Bibliophile and student of life.
I suspect this book was written for folks who are relatively unfamiliar with the history of Newton's discoveries and involvement with the English Royal Society. The story timeline was jumpy, moving from early years to late, then back to early and late, again. Had I not already known this tale, I would have been pretty confused about the sequence of events after listening to this account. Additionally, the narrative was excessively repetitive. There are numerous wonderful books explaining the history of Newtons discoveries, but this one is not among them. However, the narrator does a fantastic job, the content was just poor.
This book is certainly a lot of fun for anyone with a passing interest in intellectual history in general, or the turn of the eighteenth century in England in specific. If you're already pretty versed in the beginnings of the Royal Society or the life of Isaac Newton, you probably won't learn very much, but Dolnick's handling of the subject matter is still engaging and makes it feel like you're listening to a story about some old friends. A great aspect of this book is that it pays particular attention to the interpersonal relationships between the great minds of the era. Newton's feuds could fill a book of their own, but this book handles some of the big ones rather neatly.
I would like to point out, however, that the reading is pretty grating. Alan Sklar certainly has a pleasant speaking voice, but his delivery of the material seems almost condescending at times. At several points in the narration, he actually chuckles while delivering some lines, and the result is that he comes across as holding the primary sources in contempt, whether that is actually true or not. Some of the great discoveries of that time have become practically cliché, but in their original context they deserve more respect than this reading gives them.

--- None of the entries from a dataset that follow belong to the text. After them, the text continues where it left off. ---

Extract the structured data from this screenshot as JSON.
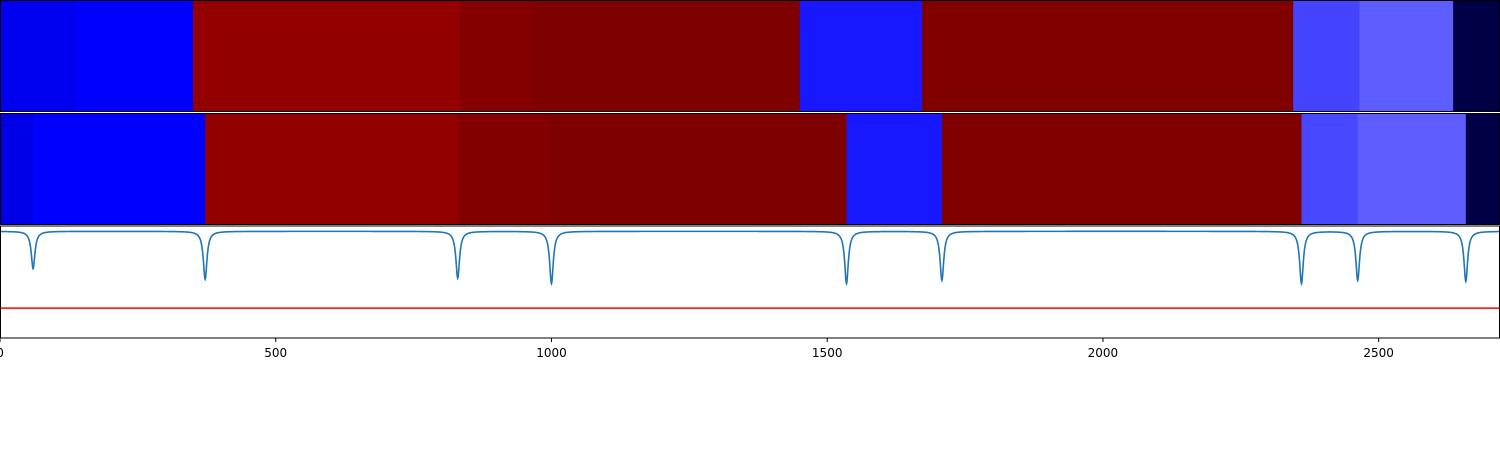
{
  "chart_data": [
    {
      "type": "heatmap",
      "panel": "top",
      "orientation": "horizontal-bands",
      "xlim": [
        0,
        2720
      ],
      "segments": [
        {
          "x0": 0,
          "x1": 140,
          "color": "#0000f0"
        },
        {
          "x0": 140,
          "x1": 350,
          "color": "#0000ff"
        },
        {
          "x0": 350,
          "x1": 835,
          "color": "#920000"
        },
        {
          "x0": 835,
          "x1": 965,
          "color": "#840000"
        },
        {
          "x0": 965,
          "x1": 1450,
          "color": "#7e0000"
        },
        {
          "x0": 1450,
          "x1": 1672,
          "color": "#1818ff"
        },
        {
          "x0": 1672,
          "x1": 2345,
          "color": "#800000"
        },
        {
          "x0": 2345,
          "x1": 2465,
          "color": "#4444ff"
        },
        {
          "x0": 2465,
          "x1": 2635,
          "color": "#5e5eff"
        },
        {
          "x0": 2635,
          "x1": 2720,
          "color": "#000046"
        }
      ]
    },
    {
      "type": "heatmap",
      "panel": "middle",
      "orientation": "horizontal-bands",
      "xlim": [
        0,
        2720
      ],
      "segments": [
        {
          "x0": 0,
          "x1": 60,
          "color": "#0000e6"
        },
        {
          "x0": 60,
          "x1": 372,
          "color": "#0000ff"
        },
        {
          "x0": 372,
          "x1": 830,
          "color": "#920000"
        },
        {
          "x0": 830,
          "x1": 1000,
          "color": "#830000"
        },
        {
          "x0": 1000,
          "x1": 1535,
          "color": "#7e0000"
        },
        {
          "x0": 1535,
          "x1": 1708,
          "color": "#1818ff"
        },
        {
          "x0": 1708,
          "x1": 2360,
          "color": "#800000"
        },
        {
          "x0": 2360,
          "x1": 2462,
          "color": "#4848ff"
        },
        {
          "x0": 2462,
          "x1": 2658,
          "color": "#5e5eff"
        },
        {
          "x0": 2658,
          "x1": 2720,
          "color": "#000046"
        }
      ]
    },
    {
      "type": "line",
      "panel": "bottom",
      "xlim": [
        0,
        2720
      ],
      "ylim": [
        -1.0,
        0.05
      ],
      "baseline": 0.0,
      "dip_width": 4,
      "series": [
        {
          "color": "#1f77b4",
          "dips": [
            {
              "x": 60,
              "depth": -0.35
            },
            {
              "x": 372,
              "depth": -0.45
            },
            {
              "x": 830,
              "depth": -0.44
            },
            {
              "x": 1000,
              "depth": -0.49
            },
            {
              "x": 1535,
              "depth": -0.49
            },
            {
              "x": 1708,
              "depth": -0.46
            },
            {
              "x": 2360,
              "depth": -0.49
            },
            {
              "x": 2462,
              "depth": -0.46
            },
            {
              "x": 2658,
              "depth": -0.47
            }
          ]
        },
        {
          "color": "#ff0000",
          "constant": -0.72
        }
      ],
      "xticks": [
        0,
        500,
        1000,
        1500,
        2000,
        2500
      ],
      "xtick_labels": [
        "0",
        "500",
        "1000",
        "1500",
        "2000",
        "2500"
      ],
      "grid": false
    }
  ]
}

Still, this book is an enjoyable experience from start to finish. As someone who has researched this particular period fairly extensively, I didn't really learn much from it, but I enjoyed listening. I recommend it to anyone interested in learning more about the Scientific Revolution, or what kind of man Sir Isaac Newton actually was.
This book is full of fascinating history and science. It reads more as a story rather than an historical reference, though. But having a hard copy version would be useful to refer back to for the sheer density of information. The author presents the material in a logical, well-organized manner with an entertaining style. The narrator, however, tended toward monotony now and again. Still, his diction was clear and the recording lacked any true quirky irritations.
Reading, the arts and physical activity clarify, explain, illustrate, and interpret life’s goods and bads.
The Clockwork Universe, by Edward Dolnick, narrated by Alan Sklar. The cursory story of the scientific and mathematical components of the renaissance.
This book was effectively delivered in three parts. First we were taught the medieval times left western civilization in ignorance. The populace was laden with myth, old wives’ tales, and superstition as its only learning. In other words, the western Europeans were in abject ignorance. The second part introduces us to some of the renaissance’s greatest thinkers, including Galileo, Newton and Leibnitz. None of that was particularly interesting, well written or of probative value. The final portion of the book explained some of the ingenious discoveries of those three prodigies and others. The explanation of Galileo’s perception of motion, Newton’s discovery of gravity, the components of light and calculus, and his competition with Leibnitz for genius of the time became a bit more interesting.
On whole a disappointment. Too little to make the read worth the undertaking. Yet, not too burdensome to read if one has nothing better to do and the subject matter is of interest.
A few curious men shared their interest and ideas and in doing so forever changed our understanding of the world. This is an entertaining look back at the building blocks of scientific inquiry and its impact on the modern world.